1,4 juta hektare hutan di Aceh, Sumatra Utara, dan Sumatra Barat terdeforestasi (2016-2025). (Dok. WALHI)

Para aktivis di daerah yang terdampak langsung merasakan akibat dari perubahan lanskap ini selama bertahun-tahun. Mereka menyebut bencana yang terjadi bukanlah fenomena alam biasa, melainkan bencana ekologis yang diproduksi oleh kebijakan.

Direktur Eksekutif WALHI Aceh, Ahmad Solihin, menyebut banjir berulang di wilayahnya adalah hasil akumulasi dari deforestasi dan ekspansi sawit. Ia mencontohkan Daerah Aliran Sungai (DAS) Singkil yang telah kehilangan tutupan hutan seluas 820.243 hektar atau 66% dalam 10 tahun terakhir.

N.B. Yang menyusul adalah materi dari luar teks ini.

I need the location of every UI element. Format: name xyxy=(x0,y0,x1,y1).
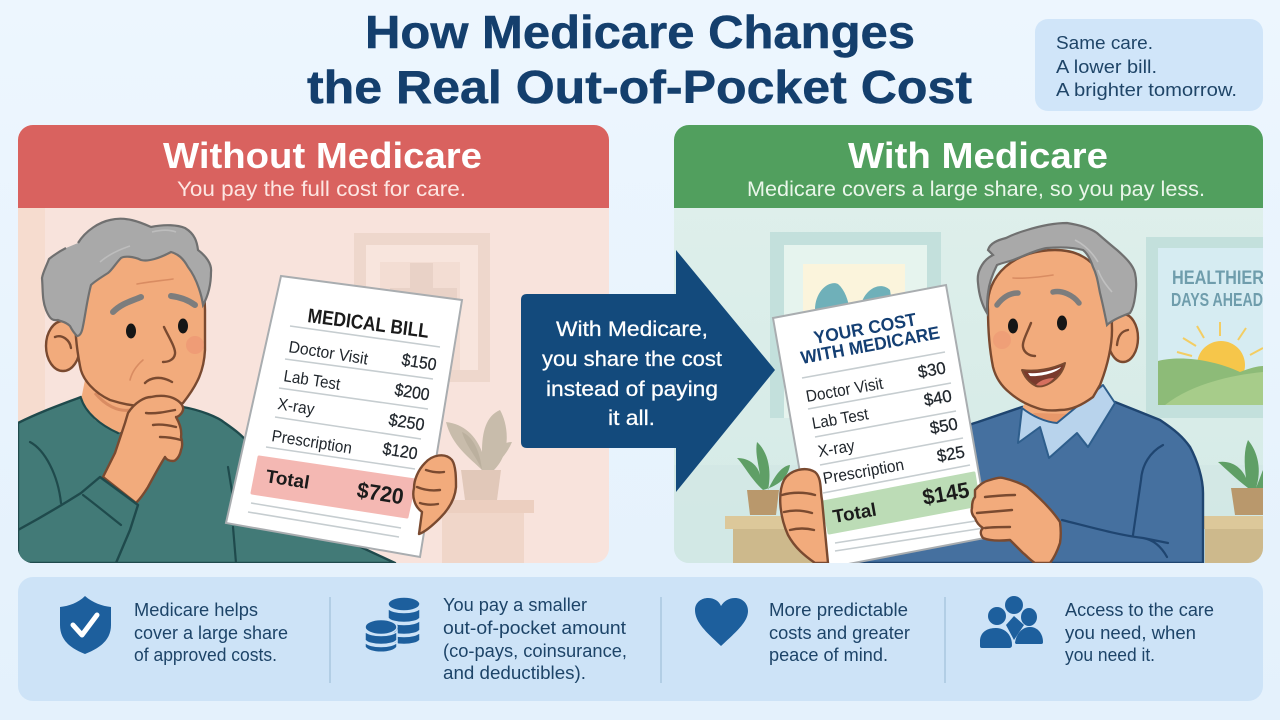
title: How Medicare Changes xyxy=(365,6,915,58)
header: without Medicare xyxy=(18,125,609,208)
text: predictable costs xyxy=(769,599,910,665)
header: without Medicare: Without Medicare xyxy=(163,135,482,176)
icon: coins xyxy=(365,597,420,652)
text: access to care xyxy=(1065,599,1214,665)
arrow: with Medicare you share the cost: With Medicare, xyxy=(556,318,708,341)
text: cover share: cover a large share xyxy=(134,622,288,643)
medical bill: Prescription xyxy=(270,427,353,458)
man: worried xyxy=(18,219,395,563)
title: the Real Out-of-Pocket Cost xyxy=(307,61,972,113)
arrow: with Medicare you share the cost: you share the cost xyxy=(542,348,722,371)
callout: same care: A brighter tomorrow. xyxy=(1056,79,1237,100)
bill: your cost with Medicare: Doctor Visit xyxy=(805,375,885,406)
medical bill: Doctor Visit xyxy=(287,338,370,369)
bill: your cost with Medicare: Total xyxy=(831,499,878,527)
header: with Medicare xyxy=(674,125,1263,208)
hands holding bill xyxy=(780,469,1061,563)
bill: your cost with Medicare: $30 xyxy=(916,358,947,382)
panel: with Medicare xyxy=(674,125,1264,570)
bill: your cost with Medicare: $40 xyxy=(922,386,953,410)
bill: your cost with Medicare: YOUR COST xyxy=(812,309,918,348)
arrow: with Medicare you share the cost: instead of paying xyxy=(546,378,718,401)
header: without Medicare: You pay the full cost for care. xyxy=(177,178,466,201)
medical bill: MEDICAL BILL xyxy=(306,305,430,343)
bill: your cost with Medicare: $145 xyxy=(921,477,971,510)
benefits strip xyxy=(18,577,1263,701)
bill: your cost with Medicare: WITH MEDICARE xyxy=(799,323,941,368)
text: predictable costs: More predictable xyxy=(769,599,908,620)
medical bill: $120 xyxy=(381,439,419,463)
bill: your cost with Medicare xyxy=(773,285,990,570)
title xyxy=(307,6,972,113)
medical bill: $250 xyxy=(387,410,426,435)
text: smaller amount: You pay a smaller xyxy=(443,594,587,615)
arrow: with Medicare you share the cost: it all. xyxy=(608,407,655,430)
icon: shield xyxy=(60,596,111,654)
arrow: with Medicare you share the cost xyxy=(521,250,775,492)
bill: your cost with Medicare: X-ray xyxy=(817,437,857,461)
header: with Medicare: Medicare covers a large share, so you pay less. xyxy=(747,178,1205,201)
header: with Medicare: With Medicare xyxy=(848,135,1108,176)
callout: same care: Same care. xyxy=(1056,32,1153,53)
bill: your cost with Medicare: $50 xyxy=(928,414,959,438)
medical bill: $200 xyxy=(393,380,431,404)
icon: heart xyxy=(695,598,748,646)
text: predictable costs: costs and greater xyxy=(769,622,910,643)
text: smaller amount: and deductibles). xyxy=(443,662,586,683)
panel: without Medicare xyxy=(18,125,609,563)
medical bill: $720 xyxy=(355,477,406,509)
room background: picture frame and furniture xyxy=(18,208,534,563)
medical bill xyxy=(226,276,462,557)
text: smaller amount xyxy=(443,594,627,683)
text: smaller amount: (co-pays, coinsurance, xyxy=(443,640,627,661)
text: cover share: of approved costs. xyxy=(134,644,277,665)
text: smaller amount: out-of-pocket amount xyxy=(443,617,626,638)
room background: pictures, plants and furniture: HEALTHIER xyxy=(1172,268,1264,289)
callout: same care xyxy=(1035,19,1263,111)
text: access to care: you need it. xyxy=(1065,644,1155,665)
text: cover share: Medicare helps xyxy=(134,599,258,620)
text: access to care: Access to the care xyxy=(1065,599,1214,620)
callout: same care: A lower bill. xyxy=(1056,56,1157,77)
hand holding bill xyxy=(413,455,456,534)
medical bill: Lab Test xyxy=(282,367,342,394)
text: predictable costs: peace of mind. xyxy=(769,644,888,665)
text: cover share xyxy=(134,599,288,665)
bill: your cost with Medicare: $25 xyxy=(935,442,966,466)
bill: your cost with Medicare: Lab Test xyxy=(811,405,870,433)
icon: people xyxy=(980,596,1043,648)
bill: your cost with Medicare: Prescription xyxy=(822,456,905,488)
man: smiling xyxy=(820,223,1203,563)
room background: pictures, plants and furniture xyxy=(674,232,1264,563)
medical bill: X-ray xyxy=(276,395,316,419)
medical bill: $150 xyxy=(400,350,438,374)
text: access to care: you need, when xyxy=(1065,622,1196,643)
medical bill: Total xyxy=(264,465,311,493)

“Banjir berulang ini sebagai hasil akumulasi dari deforestasi, ekspansi sawit, hingga Pertambangan Emas Tanpa Izin (PETI) yang dibiarkan merajalela,” ujar Solihin.

Kondisi serupa terjadi di Sumatera Utara, di mana wilayah kritis seperti Tapanuli Tengah dan Sibolga yang hulunya berada di Ekosistem Batang Toru terus tergerus.

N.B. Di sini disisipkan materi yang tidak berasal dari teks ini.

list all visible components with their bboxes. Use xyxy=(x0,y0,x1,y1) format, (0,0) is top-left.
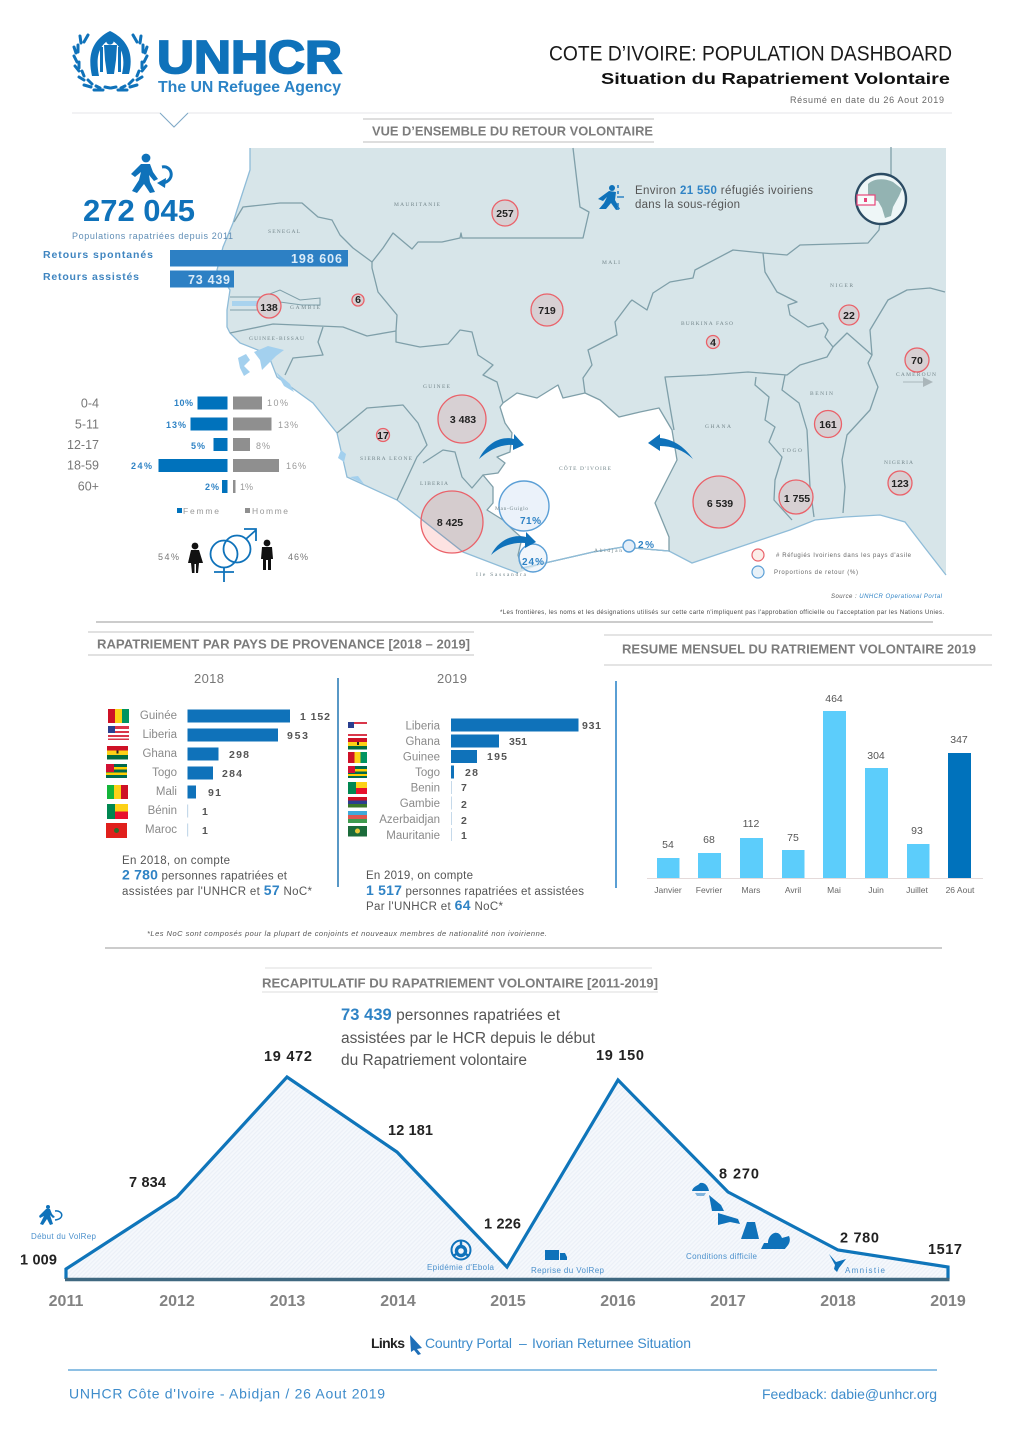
panel: 2018 by country: En 2018, on compte xyxy=(122,855,230,867)
callout: refugees in sub-region: Environ 21 550 réfugiés ivoiriens xyxy=(635,185,813,197)
disclaimer: *Les frontières, les noms et les désignations utilisés sur cette carte n'impliquent pas l'approbation officielle ou l'acceptation par les Nations Unies. xyxy=(500,610,944,616)
country borders xyxy=(230,147,945,520)
map labels: NIGERIA xyxy=(884,460,913,466)
bar: spontaneous returns: 198 606 xyxy=(291,252,342,266)
icon: Africa globe inset xyxy=(856,174,906,224)
tagline: The UN Refugee Agency xyxy=(158,79,341,96)
chart: annual area timeline xyxy=(20,1048,966,1310)
panel: 2019 by country: Gambie xyxy=(400,798,440,810)
chart: age and sex pyramid: 16% xyxy=(286,461,306,471)
map labels: Abidjan xyxy=(594,548,622,554)
arrow: return from Ghana xyxy=(648,434,693,459)
panel: 2019 by country: 1 xyxy=(461,830,467,842)
chart: annual area timeline: 1 009 xyxy=(20,1252,57,1268)
circle values: 123 xyxy=(891,478,909,490)
annotation: start of VolRep: Début du VolRep xyxy=(31,1232,97,1241)
arrow: return from Liberia xyxy=(491,532,536,555)
map labels: GUINEE-BISSAU xyxy=(249,336,304,342)
panel: 2019 by country: Benin xyxy=(411,782,440,794)
chart: annual area timeline: 19 472 xyxy=(264,1049,312,1065)
chart: age and sex pyramid: 10% xyxy=(267,398,288,408)
heading: monthly summary xyxy=(604,635,992,665)
panel: 2019 by country: En 2019, on compte xyxy=(366,870,473,882)
map labels: MALI xyxy=(602,260,620,266)
panel: 2019 by country: Mauritanie xyxy=(386,830,440,842)
links xyxy=(371,1335,691,1355)
chart: age and sex pyramid: 24% xyxy=(131,461,152,471)
chart: annual area timeline: 2019 xyxy=(930,1293,966,1310)
chart: monthly returns: 68 xyxy=(703,834,715,846)
map labels: NIGER xyxy=(830,283,853,289)
chart: annual area timeline: 12 181 xyxy=(388,1123,433,1139)
annotation: difficult conditions: Conditions difficile xyxy=(686,1252,758,1261)
panel: 2018 by country: Maroc xyxy=(145,824,177,836)
legend: sex xyxy=(177,506,288,516)
panel: 2018 by country: Ghana xyxy=(142,748,178,760)
panel: 2018 by country: Guinée xyxy=(140,710,177,722)
chart: monthly returns: 93 xyxy=(911,825,923,837)
annotation: start of VolRep xyxy=(31,1205,97,1241)
chart: annual area timeline: 2018 xyxy=(820,1293,856,1310)
chart: annual area timeline: 2014 xyxy=(380,1293,416,1310)
map legend xyxy=(752,549,912,578)
callout: total assisted: assistées par le HCR depuis le début xyxy=(341,1030,596,1047)
circle values: 6 539 xyxy=(707,498,733,510)
map labels xyxy=(249,202,936,578)
panel: total returns xyxy=(43,154,348,288)
panel: 2018 by country: 1 xyxy=(202,825,208,837)
footer xyxy=(69,1386,937,1402)
panel: 2018 by country: 91 xyxy=(208,787,221,799)
map labels: SIERRA LEONE xyxy=(360,456,413,462)
wordmark: UNHCR xyxy=(157,31,342,83)
chart: age and sex pyramid: 5% xyxy=(191,441,205,451)
panel: 2019 by country: Guinee xyxy=(403,752,440,764)
chart: monthly returns: Janvier xyxy=(654,885,682,895)
panel: 2018 by country: Togo xyxy=(152,767,177,779)
highlighted bar: August xyxy=(948,753,971,878)
panel: 2019 by country: 28 xyxy=(465,767,478,779)
chart: annual area timeline: 8 270 xyxy=(719,1166,759,1182)
panel: 2019 by country: Ghana xyxy=(405,736,441,748)
chart: monthly returns: 304 xyxy=(867,750,885,762)
circle values: 17 xyxy=(377,430,389,442)
legend: sex: Homme xyxy=(252,506,288,516)
chart: monthly returns: 75 xyxy=(787,832,799,844)
proportional circles: proportion of returns xyxy=(495,481,654,572)
panel: 2018 by country: 1 152 xyxy=(300,711,330,723)
icon: fleeing person xyxy=(598,185,624,210)
footnote: NoC: *Les NoC sont composés pour la plupart de conjoints et nouveaux membres de nationalité non ivoirienne. xyxy=(147,929,547,938)
callout: refugees in sub-region: dans la sous-région xyxy=(635,199,740,211)
flags 2018 xyxy=(106,709,129,838)
country: Côte d'Ivoire xyxy=(483,385,677,568)
circle values xyxy=(260,208,923,529)
icon: returning person xyxy=(131,154,171,193)
legend: sex: Femme xyxy=(183,506,219,516)
heading: vue d'ensemble xyxy=(363,119,654,142)
panel: 2018 by country: 953 xyxy=(287,730,308,742)
map labels: GHANA xyxy=(705,424,731,430)
callout: total assisted: du Rapatriement volontaire xyxy=(341,1052,527,1069)
arrow: return from Guinea xyxy=(479,434,524,459)
title block: Situation du Rapatriement Volontaire xyxy=(601,71,950,88)
callout: refugees in sub-region xyxy=(598,185,813,211)
icon: gender symbols xyxy=(210,529,256,582)
chart: age and sex pyramid: 10% xyxy=(174,398,193,408)
callout: total assisted xyxy=(341,1006,596,1069)
annotation: resumption of VolRep: Reprise du VolRep xyxy=(531,1266,605,1275)
map labels: LIBERIA xyxy=(420,481,448,487)
chart: monthly returns: Avril xyxy=(785,885,801,895)
heading: recap: RECAPITULATIF DU RAPATRIEMENT VOLONTAIRE [2011-2019] xyxy=(262,976,658,990)
chart: annual area timeline: 1517 xyxy=(928,1242,962,1258)
panel: 2018 by country: 298 xyxy=(229,749,249,761)
heading: recap xyxy=(262,968,658,992)
annotation: amnesty: Amnistie xyxy=(845,1266,886,1275)
circle values: 4 xyxy=(710,337,716,349)
circle values: 161 xyxy=(819,419,837,431)
icon: UNHCR emblem xyxy=(74,31,147,90)
chart: age and sex pyramid: 1% xyxy=(240,482,253,492)
chart: annual area timeline: 2016 xyxy=(600,1293,636,1310)
map labels: TOGO xyxy=(782,448,802,454)
icon: man xyxy=(261,540,273,570)
chart: annual area timeline: 7 834 xyxy=(129,1175,166,1191)
panel: 2019 by country: Liberia xyxy=(405,720,441,732)
circle values: 70 xyxy=(911,355,923,367)
circle values: 6 xyxy=(355,294,361,306)
chart: monthly returns: Mars xyxy=(742,885,760,895)
chart: annual area timeline: 19 150 xyxy=(596,1048,644,1064)
map labels: GAMBIE xyxy=(290,305,321,311)
panel: 2019 by country: Par l'UNHCR et 64 NoC* xyxy=(366,897,504,913)
circle values: 8 425 xyxy=(437,517,463,529)
panel: 2018 by country: Liberia xyxy=(142,729,178,741)
bar: assisted returns: 73 439 xyxy=(188,273,230,287)
chart: annual area timeline: 2013 xyxy=(270,1293,305,1310)
panel: 2018 by country: Bénin xyxy=(148,805,177,817)
panel: 2019 by country: 2 xyxy=(461,815,467,827)
links: Ivorian Returnee Situation xyxy=(532,1335,691,1351)
links: Links xyxy=(371,1335,405,1351)
map legend: Proportions de retour (%) xyxy=(774,570,858,576)
panel: 2018 by country: 2018 xyxy=(194,671,224,686)
chart: annual area timeline: 2017 xyxy=(710,1293,746,1310)
panel: 2019 by country: 195 xyxy=(487,751,507,763)
panel: 2019 by country: 1 517 personnes rapatriées et assistées xyxy=(366,882,584,898)
panel: 2018 by country: assistées par l'UNHCR et 57 NoC* xyxy=(122,882,313,898)
chart: annual area timeline: 2012 xyxy=(159,1293,195,1310)
panel: 2018 by country: 1 xyxy=(202,806,208,818)
chart: monthly returns: Mai xyxy=(827,885,841,895)
chart: monthly returns: 26 Aout xyxy=(946,885,975,895)
chart: age and sex pyramid xyxy=(67,396,308,582)
footer: Feedback: dabie@unhcr.org xyxy=(762,1386,937,1402)
chart: age and sex pyramid: 5-11 xyxy=(75,418,99,432)
panel: map xyxy=(217,147,946,578)
chart: age and sex pyramid: 12-17 xyxy=(67,438,99,452)
map labels: GUINEE xyxy=(423,384,451,390)
annotation: Ebola epidemic: Epidémie d'Ebola xyxy=(427,1263,495,1272)
chart: age and sex pyramid: 46% xyxy=(288,552,308,562)
panel: 2019 by country: 7 xyxy=(461,782,467,794)
chart: monthly returns: 464 xyxy=(825,693,843,705)
panel: 2018 by country: 2 780 personnes rapatriées et xyxy=(122,866,288,882)
chart: monthly returns: Juillet xyxy=(906,885,929,895)
flags 2019 xyxy=(348,722,367,836)
chart: annual area timeline: 2 780 xyxy=(840,1230,879,1246)
proportional circles: proportion of returns: 71% xyxy=(520,516,541,527)
chart: age and sex pyramid: 2% xyxy=(205,482,219,492)
map labels: SENEGAL xyxy=(268,229,301,235)
chart: monthly returns: Fevrier xyxy=(696,885,722,895)
proportional circles: proportion of returns: 24% xyxy=(522,557,544,568)
icon: cursor xyxy=(410,1335,422,1355)
arrow: Cameroon xyxy=(903,377,933,387)
circle values: 3 483 xyxy=(450,414,476,426)
chart: age and sex pyramid: 18-59 xyxy=(67,458,99,472)
key figure: 272 045 xyxy=(83,193,195,228)
panel: 2019 by country: 351 xyxy=(509,736,527,748)
panel: 2019 by country: 931 xyxy=(582,720,601,732)
panel: 2019 by country xyxy=(348,671,601,913)
chart: age and sex pyramid: 0-4 xyxy=(81,396,99,410)
chart: age and sex pyramid: 54% xyxy=(158,552,179,562)
chart: monthly returns: 347 xyxy=(950,734,968,746)
circle values: 257 xyxy=(496,208,514,220)
panel: 2018 by country: Mali xyxy=(156,786,177,798)
heading: repatriation by country xyxy=(88,632,474,655)
bar: spontaneous returns xyxy=(170,250,348,266)
chart: annual area timeline: 1 226 xyxy=(484,1216,521,1232)
title block: Résumé en date du 26 Aout 2019 xyxy=(790,95,944,105)
icon: woman xyxy=(188,543,203,573)
chart: monthly returns: 54 xyxy=(662,839,674,851)
panel: 2018 by country xyxy=(106,671,330,898)
logo: UNHCR xyxy=(74,31,342,96)
links: – xyxy=(519,1335,527,1351)
title block: COTE D’IVOIRE: POPULATION DASHBOARD xyxy=(549,42,952,66)
chart: monthly returns: Juin xyxy=(868,885,884,895)
title block xyxy=(549,42,952,105)
proportional circles: refugees per country xyxy=(257,200,929,553)
chart: annual area timeline: 2011 xyxy=(49,1293,83,1310)
map labels: MAURITANIE xyxy=(394,202,441,208)
circle values: 138 xyxy=(260,302,278,314)
annotation: amnesty xyxy=(829,1254,886,1275)
circle values: 22 xyxy=(843,310,855,322)
chart: age and sex pyramid: 13% xyxy=(278,420,298,430)
bar: assisted returns xyxy=(170,270,234,288)
panel: 2019 by country: 2 xyxy=(461,799,467,811)
panel: total returns: Populations rapatriées depuis 2011 xyxy=(72,231,233,241)
map labels: Ile Sassandra xyxy=(476,572,527,578)
panel: total returns: Retours assistés xyxy=(43,271,139,283)
heading: monthly summary: RESUME MENSUEL DU RATRIEMENT VOLONTAIRE 2019 xyxy=(622,642,976,656)
panel: 2018 by country: 284 xyxy=(222,768,242,780)
panel: 2019 by country: Azerbaidjan xyxy=(379,814,440,826)
chart: monthly returns xyxy=(647,693,983,895)
map legend: # Réfugiés Ivoiriens dans les pays d'asile xyxy=(776,553,912,559)
chart: age and sex pyramid: 60+ xyxy=(78,480,99,494)
chart: age and sex pyramid: 8% xyxy=(256,441,270,451)
links: Country Portal xyxy=(425,1335,512,1351)
heading: repatriation by country: RAPATRIEMENT PAR PAYS DE PROVENANCE [2018 – 2019] xyxy=(97,638,470,652)
panel: 2019 by country: 2019 xyxy=(437,671,467,686)
chart: monthly returns: 112 xyxy=(743,818,760,830)
footer: UNHCR Côte d'Ivoire - Abidjan / 26 Aout 2019 xyxy=(69,1386,385,1402)
annotation: difficult conditions xyxy=(686,1183,790,1261)
proportional circles: proportion of returns: Man-Guiglo xyxy=(495,506,528,512)
source note: Source : UNHCR Operational Portal xyxy=(831,594,943,600)
callout: total assisted: 73 439 personnes rapatriées et xyxy=(341,1006,561,1024)
panel: total returns: Retours spontanés xyxy=(43,249,153,261)
map labels: BENIN xyxy=(810,391,833,397)
chart: annual area timeline: 2015 xyxy=(490,1293,526,1310)
circle values: 719 xyxy=(538,305,556,317)
panel: 2019 by country: Togo xyxy=(415,767,440,779)
heading: vue d'ensemble: VUE D’ENSEMBLE DU RETOUR VOLONTAIRE xyxy=(372,124,653,138)
annotation: resumption of VolRep xyxy=(531,1250,605,1275)
proportional circles: proportion of returns: 2% xyxy=(638,540,654,551)
chart: age and sex pyramid: 13% xyxy=(166,420,186,430)
annotation: Ebola epidemic xyxy=(427,1240,495,1272)
map labels: CÔTE D'IVOIRE xyxy=(559,464,612,472)
circle values: 1 755 xyxy=(784,493,810,505)
map labels: BURKINA FASO xyxy=(681,321,733,327)
map labels: CAMEROUN xyxy=(896,372,936,378)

“Dalam delapan tahun terakhir WALHI Sumut mengkritisi terus-menerus model pengelolaan Batang Toru... Semua aktivitas eksploitasi dilegalisasi oleh pemerintah melalui proses pelepasan kawasan hutan,” tutur Direktur Eksekutif WALHI Sumut, Riandra Purba.

Greenpeace Indonesia menambahkan, pemerintah harus berhenti menyalahkan faktor tunggal seperti penebangan liar dan mulai mengakui kegagalan tata kelola lahan yang lebih sistemik.